Brokerage Prospecting Strategies, Refined

To be successful, brokers must have strong real estate prospecting strategies. With reduced facetime and increased technology making today’s competitive market even more challenging, it is necessary to upgrade your strategies to stand out.

Editorial Director Suzann D. Silverman

The limitations of the past two years have forced us to become more enterprising in efforts to forge relationships. With fewer people attending live events, traveling for business or even taking in-person meetings, it’s been harder to achieve chance encounters, let alone develop new business relationships. Technology has proved a major means to overcome such challenges and is likely to remain a long-term trend. After all, Zoom calls and webinars reduce travel costs and save time while still allowing meetings to be live.

But getting that first meeting—even via Zoom—remains more challenging than it used to be thanks to the diminished in-person facetime. A reduction in impromptu meetings means you need to make a bigger effort to attract interest. It also means first impressions are more structured and formalized. Even developing existing relationships requires more work.

For brokers, of course, both initiating and developing relationships are critical to building a strong book of business. Interactions, conversations and introductions remain important means of prospecting for clients.

And competition is heavy, as brokers strive to help investors place sidelined capital and tenants rethink their space use. Almost every brokerage firm that topped CPE’s 2022 Most Powerful Brokerage Firms ranking reported 2021 investment volumes and leased square footage that outpaced their totals for 2019. That’s despite the fact that office and industrial sales volumes remain below 2019 levels and are not likely to increase this year, according to CommercialEdge data.

So how do you make a memorable first impression, stand out from the competition and increase business today? Have brokerage prospecting strategies really changed that much? The answer is yes—and no. Some tried-and-true tactics remain relevant but require refinement.
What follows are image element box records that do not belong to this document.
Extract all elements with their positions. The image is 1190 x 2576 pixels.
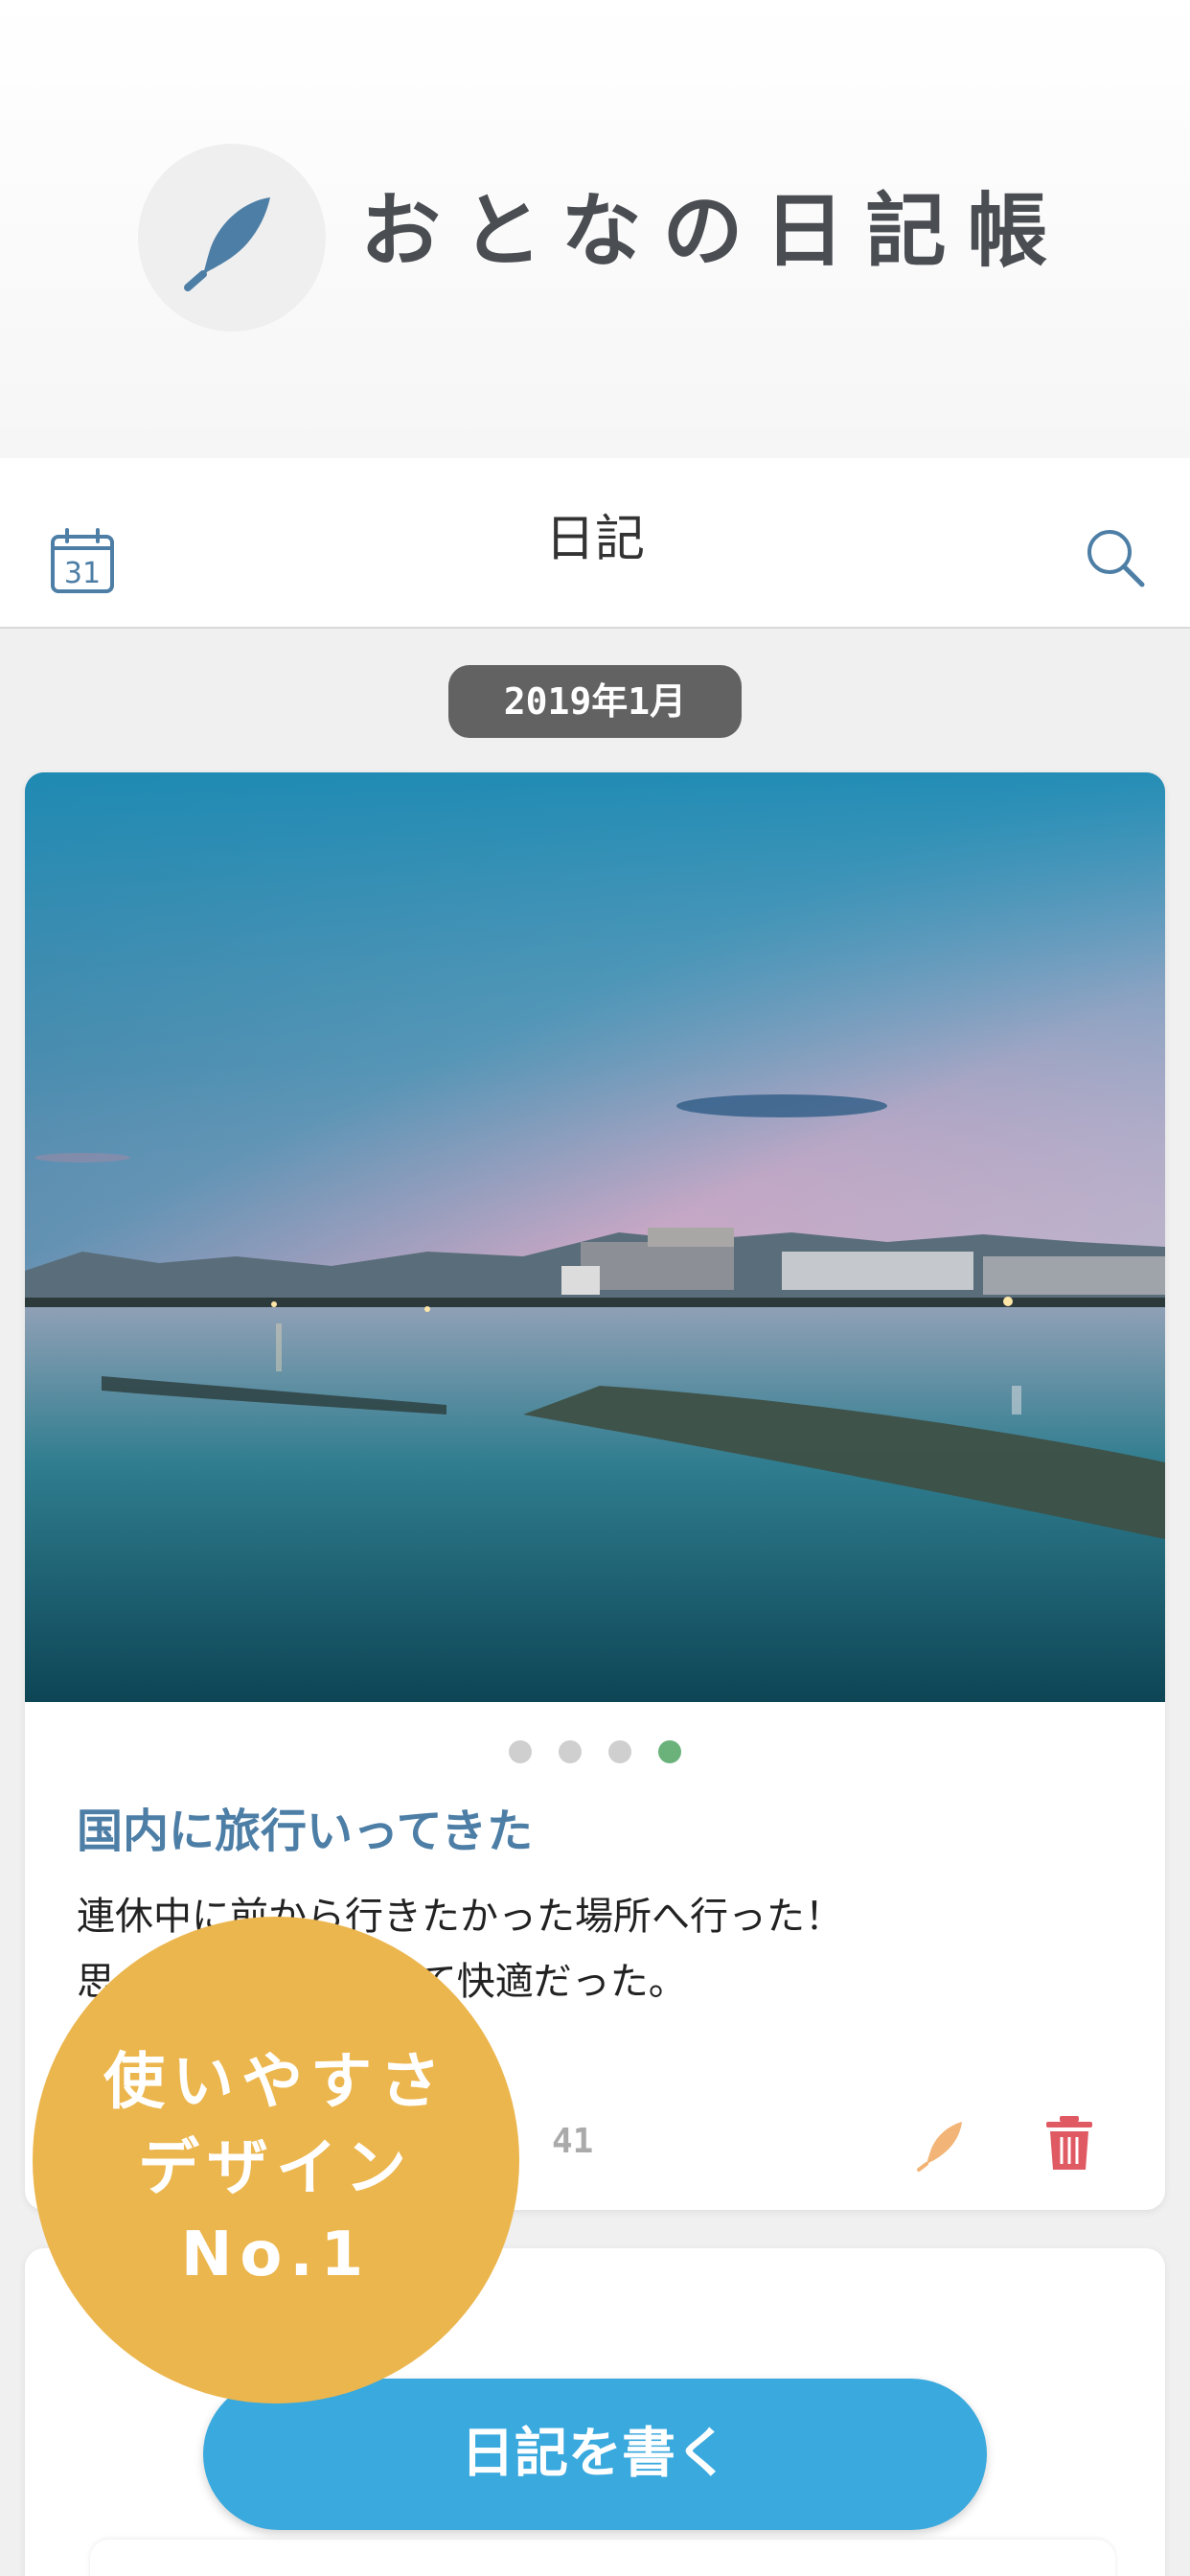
- app-title: おとなの日記帳: [360, 184, 1069, 278]
- pager-dot-active[interactable]: [658, 1740, 681, 1763]
- photo-pager[interactable]: [25, 1740, 1165, 1765]
- entry-photo[interactable]: [25, 772, 1165, 1702]
- entry-time: 41: [552, 2122, 594, 2161]
- edit-button[interactable]: [914, 2118, 968, 2175]
- promo-badge: 使いやすさ デザイン No.1: [33, 1917, 519, 2404]
- feather-icon: [917, 2122, 962, 2172]
- search-button[interactable]: [1085, 527, 1146, 592]
- write-diary-button[interactable]: 日記を書く: [203, 2379, 987, 2530]
- app-logo: [138, 144, 326, 332]
- pager-dot[interactable]: [509, 1740, 532, 1763]
- pager-dot[interactable]: [559, 1740, 582, 1763]
- nav-bar: 31 日記: [0, 458, 1190, 629]
- diary-entry-card[interactable]: [90, 2540, 1115, 2576]
- entry-title[interactable]: 国内に旅行いってきた: [77, 1798, 533, 1865]
- badge-line: 使いやすさ: [103, 2047, 448, 2118]
- page-title: 日記: [544, 511, 645, 568]
- search-icon: [1087, 530, 1145, 587]
- badge-line: No.1: [180, 2220, 372, 2290]
- month-label: 2019年1月: [448, 665, 742, 738]
- delete-button[interactable]: [1044, 2114, 1094, 2175]
- app-header: おとなの日記帳: [0, 0, 1190, 458]
- badge-line: デザイン: [138, 2133, 414, 2204]
- trash-icon: [1046, 2116, 1092, 2170]
- pager-dot[interactable]: [608, 1740, 631, 1763]
- feather-icon: [184, 197, 270, 291]
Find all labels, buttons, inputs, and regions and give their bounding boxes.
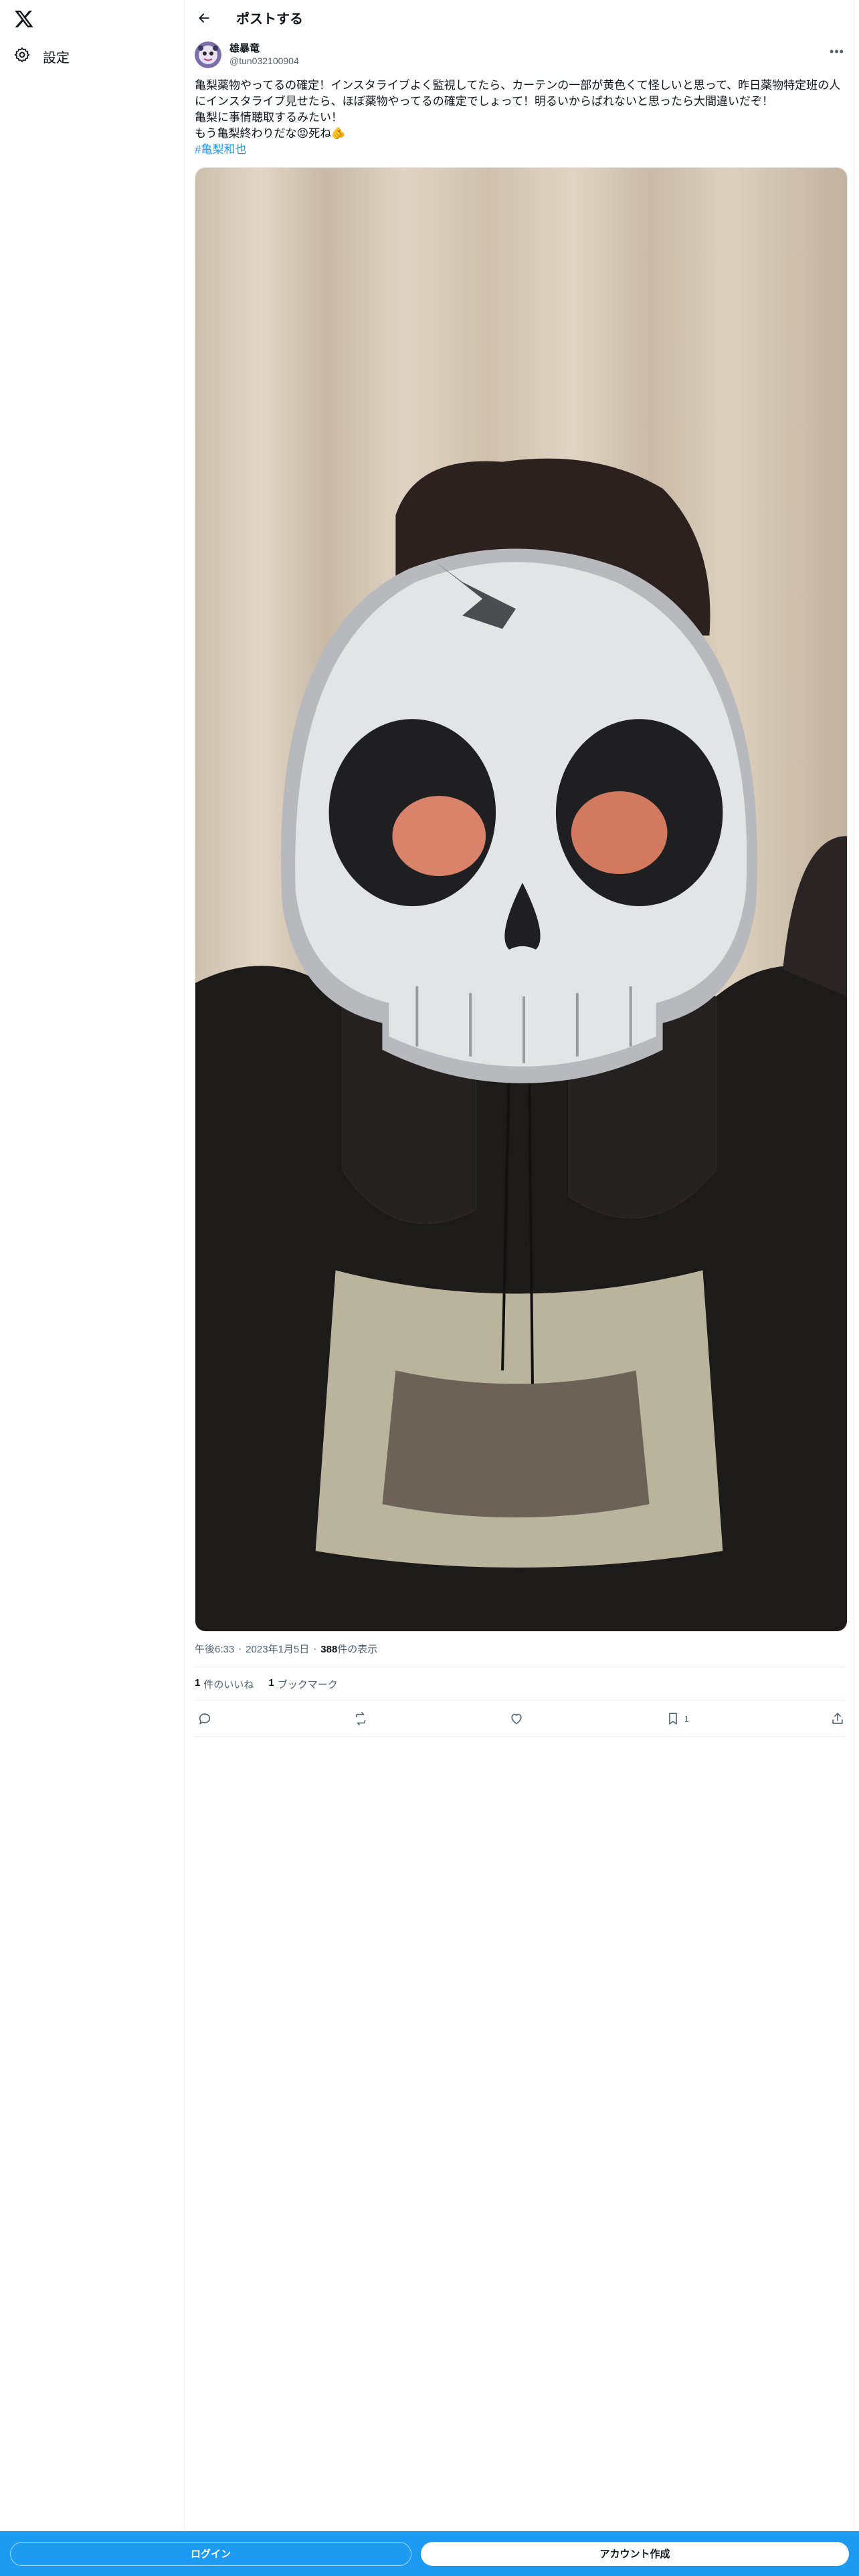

Take research. It has long been beneficial to not just know the market (including which leases will soon be up) but at the same time understand the industries of prospective clients. Are they ebbing or flowing? Which companies are flourishing vs. floundering? What is the prospect’s credit rating? Knowledge has always been power, and that can make you stand out when you make prospect calls.

“Know who you are calling and get an understanding of their business model,” Matt Anderson, executive vice president & principal for Colliers, told our reporter IvyLee Rosario for her article “4 Ways for Brokers to Up Their Prospecting Game.”

Because everyone else may be doing the same thing, though, depth of knowledge has become more critical. Differentiation may require attending seminars, drawing on more data or bringing in key partners. It may also mean establishing yourself as a respected expert.

What are your prospecting tactics, and how have you adapted them? I’d love to hear about it!